En dépit de crises internationales et économiques des plus graves, l’année qui se termine a vu tous les peuples occupés à réparer les désastres de la guerre.

Dans cet effort universel, Québec a noblement fait sa part. Si, par son esprit d’ordre et de labeur, notre province s’est tenue au premier rang, elle ne peut échapper, comme membre de la Confédération canadienne, au très lourd fardeau qui pèse sur tout le Dominion. Nous avons heureusement, pour alléger ce fardeau, une récolte abondante dans son ensemble, une situation financière florissante, un développement rapide de nos ressources naturelles, un peuple hardi et travailleur.

Mon gouvernement compte assurer, à l’heure présente, le progrès de la province par une aide énergique à la colonisation et à l’agriculture, une exploitation sage et prévoyante de nos forêts, la mise en valeur de nos chutes d’eau, le développement de nos pêcheries, la diffusion de l’instruction publique, une campagne vigoureuse en faveur de l’hygiène et des travaux de voirie qui répondent aux besoins les plus urgents.
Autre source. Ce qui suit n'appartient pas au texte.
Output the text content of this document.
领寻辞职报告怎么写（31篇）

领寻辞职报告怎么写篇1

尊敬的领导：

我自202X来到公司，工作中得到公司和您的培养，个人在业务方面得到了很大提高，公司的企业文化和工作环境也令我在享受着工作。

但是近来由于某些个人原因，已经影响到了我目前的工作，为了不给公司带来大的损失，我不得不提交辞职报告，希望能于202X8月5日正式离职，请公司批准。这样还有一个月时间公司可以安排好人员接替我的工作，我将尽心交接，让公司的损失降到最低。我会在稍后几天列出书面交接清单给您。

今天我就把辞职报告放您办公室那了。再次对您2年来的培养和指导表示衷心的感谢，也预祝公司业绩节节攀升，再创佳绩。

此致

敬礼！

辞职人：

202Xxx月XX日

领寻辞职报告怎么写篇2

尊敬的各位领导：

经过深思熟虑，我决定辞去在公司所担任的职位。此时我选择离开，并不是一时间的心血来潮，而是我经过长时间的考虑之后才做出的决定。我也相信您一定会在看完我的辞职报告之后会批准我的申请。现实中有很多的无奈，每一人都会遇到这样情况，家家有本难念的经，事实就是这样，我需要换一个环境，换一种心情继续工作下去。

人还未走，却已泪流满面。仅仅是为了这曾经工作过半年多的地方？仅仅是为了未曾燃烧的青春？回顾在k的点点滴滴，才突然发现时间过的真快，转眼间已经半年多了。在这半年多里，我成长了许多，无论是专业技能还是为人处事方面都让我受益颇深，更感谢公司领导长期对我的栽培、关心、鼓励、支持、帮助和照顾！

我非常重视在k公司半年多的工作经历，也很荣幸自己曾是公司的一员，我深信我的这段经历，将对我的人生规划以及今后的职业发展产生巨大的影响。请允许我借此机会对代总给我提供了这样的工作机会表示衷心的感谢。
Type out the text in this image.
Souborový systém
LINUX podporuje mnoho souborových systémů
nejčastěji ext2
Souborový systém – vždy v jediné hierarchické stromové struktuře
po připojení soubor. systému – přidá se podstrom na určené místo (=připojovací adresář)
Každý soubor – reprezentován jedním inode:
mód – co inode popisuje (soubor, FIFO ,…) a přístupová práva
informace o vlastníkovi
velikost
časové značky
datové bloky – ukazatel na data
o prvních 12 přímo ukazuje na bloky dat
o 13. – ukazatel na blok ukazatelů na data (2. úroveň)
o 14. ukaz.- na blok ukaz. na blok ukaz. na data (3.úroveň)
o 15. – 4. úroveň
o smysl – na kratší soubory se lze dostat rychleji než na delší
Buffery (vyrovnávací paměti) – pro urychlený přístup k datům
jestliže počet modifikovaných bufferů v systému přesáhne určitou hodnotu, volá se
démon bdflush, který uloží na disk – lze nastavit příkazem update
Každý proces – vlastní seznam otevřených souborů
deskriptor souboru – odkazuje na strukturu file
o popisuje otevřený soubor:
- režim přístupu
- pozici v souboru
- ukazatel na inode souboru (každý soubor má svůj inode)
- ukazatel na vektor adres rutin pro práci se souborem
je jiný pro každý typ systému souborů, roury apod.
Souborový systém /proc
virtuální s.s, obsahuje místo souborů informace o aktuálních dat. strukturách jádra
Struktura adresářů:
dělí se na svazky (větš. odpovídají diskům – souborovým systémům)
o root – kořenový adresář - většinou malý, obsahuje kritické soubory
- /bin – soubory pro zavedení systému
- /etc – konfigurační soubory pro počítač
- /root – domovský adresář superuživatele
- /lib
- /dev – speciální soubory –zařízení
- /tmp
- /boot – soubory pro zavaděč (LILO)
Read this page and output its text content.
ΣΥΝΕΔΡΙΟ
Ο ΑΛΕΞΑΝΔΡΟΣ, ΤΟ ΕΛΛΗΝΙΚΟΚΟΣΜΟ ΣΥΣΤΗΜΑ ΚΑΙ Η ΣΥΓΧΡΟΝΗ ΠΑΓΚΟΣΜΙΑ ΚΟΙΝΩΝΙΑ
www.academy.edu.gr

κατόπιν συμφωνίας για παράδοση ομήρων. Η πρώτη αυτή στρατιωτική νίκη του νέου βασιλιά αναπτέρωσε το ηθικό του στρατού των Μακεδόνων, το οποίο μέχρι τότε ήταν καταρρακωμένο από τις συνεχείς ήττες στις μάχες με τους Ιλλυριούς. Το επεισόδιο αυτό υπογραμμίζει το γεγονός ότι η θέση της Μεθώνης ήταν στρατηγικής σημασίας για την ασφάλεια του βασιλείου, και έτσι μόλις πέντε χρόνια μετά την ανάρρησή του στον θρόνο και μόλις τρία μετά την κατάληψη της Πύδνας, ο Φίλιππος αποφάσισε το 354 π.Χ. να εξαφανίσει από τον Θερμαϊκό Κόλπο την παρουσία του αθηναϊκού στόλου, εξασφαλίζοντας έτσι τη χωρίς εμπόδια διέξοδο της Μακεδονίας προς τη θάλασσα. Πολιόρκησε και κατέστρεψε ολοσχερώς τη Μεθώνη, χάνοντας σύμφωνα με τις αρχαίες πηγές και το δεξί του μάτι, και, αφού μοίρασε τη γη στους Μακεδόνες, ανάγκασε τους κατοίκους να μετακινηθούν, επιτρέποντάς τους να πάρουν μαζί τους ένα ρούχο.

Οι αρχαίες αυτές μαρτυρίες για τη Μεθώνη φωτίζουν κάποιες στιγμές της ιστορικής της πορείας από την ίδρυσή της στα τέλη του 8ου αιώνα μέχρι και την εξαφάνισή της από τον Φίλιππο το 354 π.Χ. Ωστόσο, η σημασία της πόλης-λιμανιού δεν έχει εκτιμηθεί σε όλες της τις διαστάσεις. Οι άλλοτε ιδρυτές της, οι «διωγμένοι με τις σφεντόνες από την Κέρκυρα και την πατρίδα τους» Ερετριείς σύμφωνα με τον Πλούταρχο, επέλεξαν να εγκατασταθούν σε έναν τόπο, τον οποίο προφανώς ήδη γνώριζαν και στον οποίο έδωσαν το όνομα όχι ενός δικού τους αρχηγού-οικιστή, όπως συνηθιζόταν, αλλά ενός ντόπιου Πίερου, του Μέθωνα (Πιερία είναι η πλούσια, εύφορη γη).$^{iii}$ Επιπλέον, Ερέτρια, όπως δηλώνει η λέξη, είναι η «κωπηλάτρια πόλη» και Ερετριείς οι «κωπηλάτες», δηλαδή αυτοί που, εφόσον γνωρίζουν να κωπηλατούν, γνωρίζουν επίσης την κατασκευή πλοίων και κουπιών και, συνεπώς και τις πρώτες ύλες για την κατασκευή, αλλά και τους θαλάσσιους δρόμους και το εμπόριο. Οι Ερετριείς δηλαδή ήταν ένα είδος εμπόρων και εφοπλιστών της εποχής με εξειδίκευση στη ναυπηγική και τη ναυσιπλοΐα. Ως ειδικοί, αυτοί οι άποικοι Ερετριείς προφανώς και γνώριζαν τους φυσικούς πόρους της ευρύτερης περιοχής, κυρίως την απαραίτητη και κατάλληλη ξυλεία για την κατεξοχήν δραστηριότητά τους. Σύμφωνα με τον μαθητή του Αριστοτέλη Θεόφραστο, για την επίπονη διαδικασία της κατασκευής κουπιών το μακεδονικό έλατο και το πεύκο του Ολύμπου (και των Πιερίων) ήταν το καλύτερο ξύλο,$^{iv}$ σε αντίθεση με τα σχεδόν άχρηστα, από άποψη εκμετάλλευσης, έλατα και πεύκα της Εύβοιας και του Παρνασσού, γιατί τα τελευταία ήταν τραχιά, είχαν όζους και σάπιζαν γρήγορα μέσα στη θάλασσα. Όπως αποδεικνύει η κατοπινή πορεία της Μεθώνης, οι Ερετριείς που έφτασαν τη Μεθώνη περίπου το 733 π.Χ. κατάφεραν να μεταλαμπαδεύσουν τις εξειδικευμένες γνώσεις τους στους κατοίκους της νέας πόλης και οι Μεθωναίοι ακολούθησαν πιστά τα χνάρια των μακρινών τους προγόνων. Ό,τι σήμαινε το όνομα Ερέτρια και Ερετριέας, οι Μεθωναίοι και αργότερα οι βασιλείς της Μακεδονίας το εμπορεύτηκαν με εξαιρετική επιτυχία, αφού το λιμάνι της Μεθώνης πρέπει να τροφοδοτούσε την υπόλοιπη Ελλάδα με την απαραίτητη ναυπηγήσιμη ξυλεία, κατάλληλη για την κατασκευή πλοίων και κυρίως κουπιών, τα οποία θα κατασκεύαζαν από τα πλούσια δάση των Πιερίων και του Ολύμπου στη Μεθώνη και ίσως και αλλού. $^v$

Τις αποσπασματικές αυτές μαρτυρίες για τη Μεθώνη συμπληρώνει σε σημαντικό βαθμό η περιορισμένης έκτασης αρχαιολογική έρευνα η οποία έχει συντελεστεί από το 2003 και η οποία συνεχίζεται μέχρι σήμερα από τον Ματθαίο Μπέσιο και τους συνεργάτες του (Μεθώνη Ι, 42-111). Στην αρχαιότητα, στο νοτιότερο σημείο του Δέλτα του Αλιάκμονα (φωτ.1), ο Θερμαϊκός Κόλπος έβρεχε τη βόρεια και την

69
Les rapports des ministères vous feront voir les résultats déjà acquis dans chacun de ces domaines.

Un grand congrès de colonisation vient d’avoir lieu à Québec. Les colons et les concessionnaires de coupes forestières y ont pris part. La discussion des problèmes difficiles que présentent la colonisation et l’exploitation de la forêt, s’y est faite dans le meilleur esprit. Les congressistes ont émis des vœux que mon gouvernement s’appliquera à réaliser, notamment en ce qui concerne la séparation effective du domaine forestier des terres propres à la colonisation, la protection de la forêt contre l’incendie et le rapatriement des nôtres.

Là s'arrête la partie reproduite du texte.